Desayunamos fuerte y tomamos varias tazas de café. Mi mujer añadió una infusión de hojas de coca, pan casero tostado, mantequilla, mermelada y huevos fritos. El café, digno del día que nos esperaba: suave, poco ácido, con un fondo de cacao espectacular.

El vuelo del cóndor

A sesenta kilómetros, en la Cruz del Cóndor, vimos cómo las aves ascendían lentamente. Fueron tres horas de asombrosa contemplación, desde el fondo del cañón hasta sobrevolar nuestras cabezas, aprovechando las corrientes cálidas ascendentes que provocaba el sol de la mañana. El vuelo del cóndor es majestuoso. Su envergadura puede llegar a los tres metros.

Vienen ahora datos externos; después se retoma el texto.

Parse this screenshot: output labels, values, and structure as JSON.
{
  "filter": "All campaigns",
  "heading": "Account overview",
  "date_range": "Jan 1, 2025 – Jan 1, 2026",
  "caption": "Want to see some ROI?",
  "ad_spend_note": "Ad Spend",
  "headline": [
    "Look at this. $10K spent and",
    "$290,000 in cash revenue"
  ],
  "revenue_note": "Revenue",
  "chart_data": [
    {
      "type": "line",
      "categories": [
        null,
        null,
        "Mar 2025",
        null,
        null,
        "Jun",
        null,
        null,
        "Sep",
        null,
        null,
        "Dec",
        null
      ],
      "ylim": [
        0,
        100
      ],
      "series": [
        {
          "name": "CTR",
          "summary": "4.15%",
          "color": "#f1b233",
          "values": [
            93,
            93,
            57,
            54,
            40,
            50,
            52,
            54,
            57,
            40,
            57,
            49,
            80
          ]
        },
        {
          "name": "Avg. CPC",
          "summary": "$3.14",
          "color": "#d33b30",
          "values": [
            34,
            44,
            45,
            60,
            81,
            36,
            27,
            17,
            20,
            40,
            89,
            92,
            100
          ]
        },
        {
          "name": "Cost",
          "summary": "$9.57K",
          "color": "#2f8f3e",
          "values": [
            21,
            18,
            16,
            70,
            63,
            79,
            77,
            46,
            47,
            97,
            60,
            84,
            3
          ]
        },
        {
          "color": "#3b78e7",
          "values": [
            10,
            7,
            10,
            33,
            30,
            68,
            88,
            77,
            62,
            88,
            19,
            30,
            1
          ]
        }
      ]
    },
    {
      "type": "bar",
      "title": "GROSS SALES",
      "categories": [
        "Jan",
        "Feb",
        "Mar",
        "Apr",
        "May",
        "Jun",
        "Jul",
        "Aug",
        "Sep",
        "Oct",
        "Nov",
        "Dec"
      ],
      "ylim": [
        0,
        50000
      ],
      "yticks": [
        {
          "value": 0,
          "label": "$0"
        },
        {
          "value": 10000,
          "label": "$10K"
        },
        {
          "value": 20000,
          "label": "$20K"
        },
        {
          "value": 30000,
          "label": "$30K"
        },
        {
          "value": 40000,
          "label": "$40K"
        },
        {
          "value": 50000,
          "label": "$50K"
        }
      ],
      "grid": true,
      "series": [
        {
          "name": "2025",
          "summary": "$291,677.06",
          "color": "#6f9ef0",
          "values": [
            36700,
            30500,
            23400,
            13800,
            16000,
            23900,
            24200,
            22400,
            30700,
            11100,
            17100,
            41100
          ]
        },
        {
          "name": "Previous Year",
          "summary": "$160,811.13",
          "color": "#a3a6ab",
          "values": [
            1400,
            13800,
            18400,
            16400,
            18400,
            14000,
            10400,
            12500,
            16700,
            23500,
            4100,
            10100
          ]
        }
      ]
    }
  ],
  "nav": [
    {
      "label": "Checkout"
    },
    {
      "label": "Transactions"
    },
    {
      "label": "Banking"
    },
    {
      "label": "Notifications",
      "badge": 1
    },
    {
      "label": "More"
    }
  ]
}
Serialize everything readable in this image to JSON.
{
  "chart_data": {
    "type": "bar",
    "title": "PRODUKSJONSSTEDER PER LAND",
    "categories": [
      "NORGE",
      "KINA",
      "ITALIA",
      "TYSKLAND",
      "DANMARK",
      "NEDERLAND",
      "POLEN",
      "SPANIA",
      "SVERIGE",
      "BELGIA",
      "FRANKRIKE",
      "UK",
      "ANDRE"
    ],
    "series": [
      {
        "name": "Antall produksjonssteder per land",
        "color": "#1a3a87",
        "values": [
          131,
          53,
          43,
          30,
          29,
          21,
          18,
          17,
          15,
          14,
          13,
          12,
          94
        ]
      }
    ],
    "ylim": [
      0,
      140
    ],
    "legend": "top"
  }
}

El Cañón del Colca está considerado como el segundo más profundo de la tierra. Tiene unos 100 metros de longitud y su hondura sobrepasa los 3.000 metros en algunos tramos. La mañana resultó maravillosa.

Camino del autobús un último cóndor nos despidió  volando con sosegada solemnidad sobre nosotros. Comimos a una hora tardía en Chivay y fuimos a tomarnos el último café en El Pozo del Cielo en honor a Javier Reverte y al cóndor. También una infusión de hojas de coca; había que volver a cruzar “La Raya”.